According to William Yardley of The Times, "[I]n addition to a sculpture garden featuring artists of the Pacific Northwest, Maryhill’s grounds—all 5,300 acres of them—now include 15 wind turbines, part of a vast installation that sends 500 megawatts of electricity to Los Angeles and about $250,000 each year into the operating revenues of one of the most isolated art museums in the contiguous United States.
"Maryhill raised the money for the addition through public and private grants—no small feat given its size and location and the challenges facing arts institutions—but museum officials say revenue from leasing its land for wind energy provided the confidence and financial security to proceed with the capital campaign at a time when the number of visitors, about 45,000 a year, is well below its peak in the 1990s."

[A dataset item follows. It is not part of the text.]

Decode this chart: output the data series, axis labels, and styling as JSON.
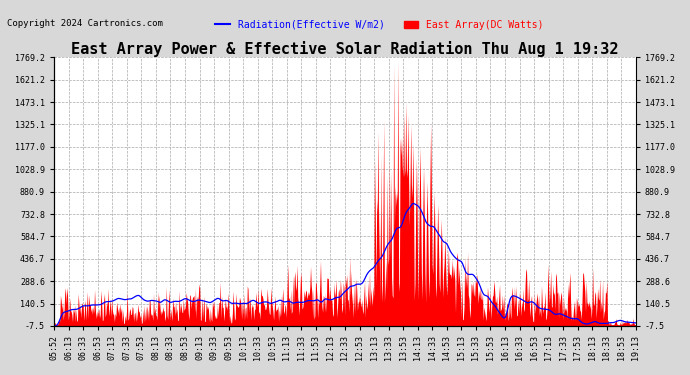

Maryhill’s success is just one example, although admittedly a unique one, of the ways in which rural communities around the U.S. are benefiting from the income generated by wind power. In many areas, tax revenues from wind farms are providing a welcome source of funds for school districts and struggling towns and counties at a time when the national economy remains very sluggish.
What Jim Foster, a past Maryhill president, told The Times about the 20-year lease the museum has arranged with a wind farm developer applies to many of those communities: "Essentially, it’s an endowment. It really gave us the freedom to go forward.”